How tax breaks for first-time buyers could help stimulate the economy
Government can implement stimulus packages in the first-time buyers’ market to promote growth in the property market and in turn spurn economic growth through the development of home-based enterprises and other home-centred businesses.
It is my opinion that government should come up with creative ways to encourage all first-time buyers, regardless of income classification, to enter the market by means of tax rebates, for example. While FLISP and similar products exist to help those earning below R22,000, nothing exists to help first-time buyers who are not seeking to purchase within the lower price brackets of affordable housing. As a by-product of encouraging more South Africans into home ownership, a stimulus or rebate policy of this sort could result in the growth of all kinds of economies and industries that ‘live off’ the home, such as landscaping, pool services, telecommunication, building contractors, electricians, plumbing and the likes.
Homeownership feeds a host of related industries. Unlike renting, homeownership allows a buyer to be in control of their space, providing them with the promise of the return on their investment, which results in higher levels of spending on the property itself.
Growth in home-based enterprise market
In addition to stimulating these businesses that gain a large proportion of their income from homeowners, allowing more first-time buyers to enter into the market allows for growth in the home-based enterprise market. During seasons of tough economic conditions, small enterprises are hit the hardest. Unable to compete in terms of price with other corporate giants, many are forced to close their doors, thereby increasing unemployment levels and the timeframe for economic recovery. Providing tax breaks for first-time buyers can save entrepreneurs the expense of renting additional office space outside of their home, providing them with a slight relief and a fighting chance to live another day.

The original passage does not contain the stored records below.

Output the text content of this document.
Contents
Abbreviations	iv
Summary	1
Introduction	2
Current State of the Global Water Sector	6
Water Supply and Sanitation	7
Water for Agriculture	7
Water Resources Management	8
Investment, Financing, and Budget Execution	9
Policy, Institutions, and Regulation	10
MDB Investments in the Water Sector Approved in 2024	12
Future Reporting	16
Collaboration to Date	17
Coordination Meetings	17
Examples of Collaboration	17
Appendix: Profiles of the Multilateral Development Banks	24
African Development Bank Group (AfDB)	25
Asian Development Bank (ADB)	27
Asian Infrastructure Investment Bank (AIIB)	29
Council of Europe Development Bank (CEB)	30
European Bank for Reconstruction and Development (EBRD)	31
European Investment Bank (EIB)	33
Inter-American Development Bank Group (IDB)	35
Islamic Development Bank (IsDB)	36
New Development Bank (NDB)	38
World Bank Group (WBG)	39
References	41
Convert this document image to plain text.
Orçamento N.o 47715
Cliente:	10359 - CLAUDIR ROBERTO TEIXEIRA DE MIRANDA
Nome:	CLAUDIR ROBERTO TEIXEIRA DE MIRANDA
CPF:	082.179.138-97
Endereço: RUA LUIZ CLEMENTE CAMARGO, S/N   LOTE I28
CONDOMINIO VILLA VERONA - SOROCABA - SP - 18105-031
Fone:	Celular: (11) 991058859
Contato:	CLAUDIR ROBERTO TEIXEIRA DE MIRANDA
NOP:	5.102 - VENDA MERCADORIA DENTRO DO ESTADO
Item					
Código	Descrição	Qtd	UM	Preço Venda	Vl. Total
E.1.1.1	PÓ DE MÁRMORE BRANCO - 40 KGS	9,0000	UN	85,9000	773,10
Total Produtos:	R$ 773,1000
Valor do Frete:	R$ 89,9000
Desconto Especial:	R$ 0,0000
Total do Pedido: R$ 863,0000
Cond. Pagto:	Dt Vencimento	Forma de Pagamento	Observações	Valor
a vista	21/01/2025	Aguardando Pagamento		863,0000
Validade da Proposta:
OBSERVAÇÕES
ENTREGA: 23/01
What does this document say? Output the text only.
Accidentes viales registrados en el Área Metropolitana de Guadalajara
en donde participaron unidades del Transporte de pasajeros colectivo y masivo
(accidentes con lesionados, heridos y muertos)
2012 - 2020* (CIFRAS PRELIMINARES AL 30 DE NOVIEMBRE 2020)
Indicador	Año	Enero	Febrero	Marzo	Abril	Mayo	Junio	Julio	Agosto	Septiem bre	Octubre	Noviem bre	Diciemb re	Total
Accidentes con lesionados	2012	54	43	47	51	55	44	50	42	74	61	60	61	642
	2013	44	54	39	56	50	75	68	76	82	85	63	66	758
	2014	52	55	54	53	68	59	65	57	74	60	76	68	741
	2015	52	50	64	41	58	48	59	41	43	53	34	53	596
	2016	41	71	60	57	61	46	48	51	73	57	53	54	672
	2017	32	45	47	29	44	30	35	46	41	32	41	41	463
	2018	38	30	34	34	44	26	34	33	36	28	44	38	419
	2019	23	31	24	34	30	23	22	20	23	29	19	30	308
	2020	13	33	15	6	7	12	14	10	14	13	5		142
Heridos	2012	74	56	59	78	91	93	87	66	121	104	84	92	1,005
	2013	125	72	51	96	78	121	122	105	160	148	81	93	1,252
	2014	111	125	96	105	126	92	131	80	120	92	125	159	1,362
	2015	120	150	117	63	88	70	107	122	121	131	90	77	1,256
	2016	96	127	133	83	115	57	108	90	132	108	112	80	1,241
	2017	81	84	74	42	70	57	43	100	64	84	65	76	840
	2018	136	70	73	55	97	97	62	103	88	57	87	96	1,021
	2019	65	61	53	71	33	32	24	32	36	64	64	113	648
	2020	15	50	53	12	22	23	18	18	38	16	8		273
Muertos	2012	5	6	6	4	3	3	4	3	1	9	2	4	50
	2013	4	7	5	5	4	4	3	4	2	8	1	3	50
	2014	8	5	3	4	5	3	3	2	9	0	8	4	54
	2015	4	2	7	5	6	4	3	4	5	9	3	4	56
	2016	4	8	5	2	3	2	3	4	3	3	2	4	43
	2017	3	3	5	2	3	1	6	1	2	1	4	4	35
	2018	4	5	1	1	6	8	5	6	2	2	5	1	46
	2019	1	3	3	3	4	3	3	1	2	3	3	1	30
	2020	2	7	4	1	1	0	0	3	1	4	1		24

Implementing tax breaks for first-time buyers to stimulate the economy is not a novel concept. In the US in 2008, the Housing Economic and Recovery Act (HERA) implemented a First-Time Homebuyer Credit Tax Provision following an economic downturn the previous year. The provision was implemented in an attempt to restore confidence in the mortgage industry.
The Wealth Effect
The reasoning behind this decision can be traced back to an economic theory called the Wealth Effect. Rising house prices (which results from an active property market filled with eligible buyers) encourages consumer spending which leads to higher economic growth. When homeowners feel confident that their home will fetch a good return should they need to sell, they are more confident to spend knowing that that they have the security of their home to fall back on if it comes down to it. Similarly, the more confident buyers feel in being able to lend, the more consumer spending rises, which in turn promotes economic growth. Keeping interest rates low would also therefore prove helpful in this regard.
No matter how you look at it, increasing the number of homeowners in a country is an effective way to stimulate any economy. A higher number of buyers means an increased demand within the property market, which in turn means that house prices grow along with investor confidence and consumer spending; and, what’s more, this can have a knock-on effect of creating lower unemployment as the number of home-based enterprises rises and other related home-centric businesses that feed off the homeowner continue to thrive. In my opinion, incentivising all first-time buyers to enter the market is one of the best ways of stimulating our economy. I would strongly encourage government to consider implementing a policy of this kind.